An unlikely quartet if ever there was one, which ensures a winning balance of slapstick and subtle humour.
Allison is as klutzy as she is brainy.
Harry is a fast-talking, lecherous opportunist while Wayne is all wide-eyed disbelief.
Kane holds a grudge against his former employer, the U.S. armed forces, and carries a secret torch for Allison.
The interplay among the characters is as crucial to the fun in Evolution as the aliens themselves.
That's some achievement considering just how eye-popping and believable visual-effects creator Phil Tippett's lifeforms seem, especially his dinosaurs and apes.
Most of the early lifeforms are played for gross-out humour, but as they climb the evolutionary ladder they become more realistic and identifiable.
As with Ghostbusters, Reitman has great fun with nauseating goop that oozes from the largest and most shapeless of lifeforms. And before the end of the film, the entire cast gets slimed.
Reitman also keeps the level of humour as basic as possible by having the creatures pass wind, invade the private parts of humans and use the more obnoxious humans for fodder.
Jones and Scott are given full rein to mug shamelessly while Moore and Duchovny get their laughs by sliding in as many witty, barbed remarks and retorts as possible.
Dan Aykroyd plays yet another bombastic authoritarian figure and Ted Levine is the obligatory raving military egotist.
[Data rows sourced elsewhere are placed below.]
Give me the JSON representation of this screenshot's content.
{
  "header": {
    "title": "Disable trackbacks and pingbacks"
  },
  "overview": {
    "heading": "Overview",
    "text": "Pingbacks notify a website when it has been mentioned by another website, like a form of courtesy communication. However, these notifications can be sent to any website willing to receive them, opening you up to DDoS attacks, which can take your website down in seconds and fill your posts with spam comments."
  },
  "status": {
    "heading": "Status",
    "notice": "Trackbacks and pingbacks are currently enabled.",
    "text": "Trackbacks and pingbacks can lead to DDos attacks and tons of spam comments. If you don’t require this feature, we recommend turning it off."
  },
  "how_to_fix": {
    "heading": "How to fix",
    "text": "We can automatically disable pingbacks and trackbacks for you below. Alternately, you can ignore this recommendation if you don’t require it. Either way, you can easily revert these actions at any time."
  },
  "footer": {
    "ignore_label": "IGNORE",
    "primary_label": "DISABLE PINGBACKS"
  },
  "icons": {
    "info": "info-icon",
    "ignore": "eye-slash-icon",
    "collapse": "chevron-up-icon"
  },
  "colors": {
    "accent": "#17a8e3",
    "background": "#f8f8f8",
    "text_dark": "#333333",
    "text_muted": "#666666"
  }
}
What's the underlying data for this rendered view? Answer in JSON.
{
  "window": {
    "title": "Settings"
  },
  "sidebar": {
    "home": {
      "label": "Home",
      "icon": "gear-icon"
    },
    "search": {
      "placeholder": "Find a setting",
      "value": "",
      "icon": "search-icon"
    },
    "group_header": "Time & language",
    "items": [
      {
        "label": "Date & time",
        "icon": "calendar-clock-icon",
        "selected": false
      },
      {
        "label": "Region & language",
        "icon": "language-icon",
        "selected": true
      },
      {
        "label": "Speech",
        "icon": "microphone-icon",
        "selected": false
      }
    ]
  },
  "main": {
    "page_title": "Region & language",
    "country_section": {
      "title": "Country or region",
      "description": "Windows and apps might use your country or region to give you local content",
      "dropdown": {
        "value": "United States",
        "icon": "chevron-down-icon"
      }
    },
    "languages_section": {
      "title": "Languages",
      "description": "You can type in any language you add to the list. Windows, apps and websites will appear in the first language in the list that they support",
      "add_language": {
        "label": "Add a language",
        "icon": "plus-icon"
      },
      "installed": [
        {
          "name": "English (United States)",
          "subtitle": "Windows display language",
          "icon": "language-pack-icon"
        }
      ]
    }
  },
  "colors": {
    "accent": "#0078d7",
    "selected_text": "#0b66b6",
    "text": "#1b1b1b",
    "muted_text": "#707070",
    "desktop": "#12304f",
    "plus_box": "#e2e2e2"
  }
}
Evolution is amusing, but it's not as wildly extravagant as Men in Black or as devilishly clever as Galaxy Quest.
It doesn't take nearly enough comic jabs at such classic sci-fi invasion flicks as War of the Worlds, Invaders from Mars and The Quartermass Experiment which are the dramatic equivalents of Evolution.
It also shows that Reitman's filmmaking hasn't evolved all that much in the past two decades.
He's just getting better at recycling.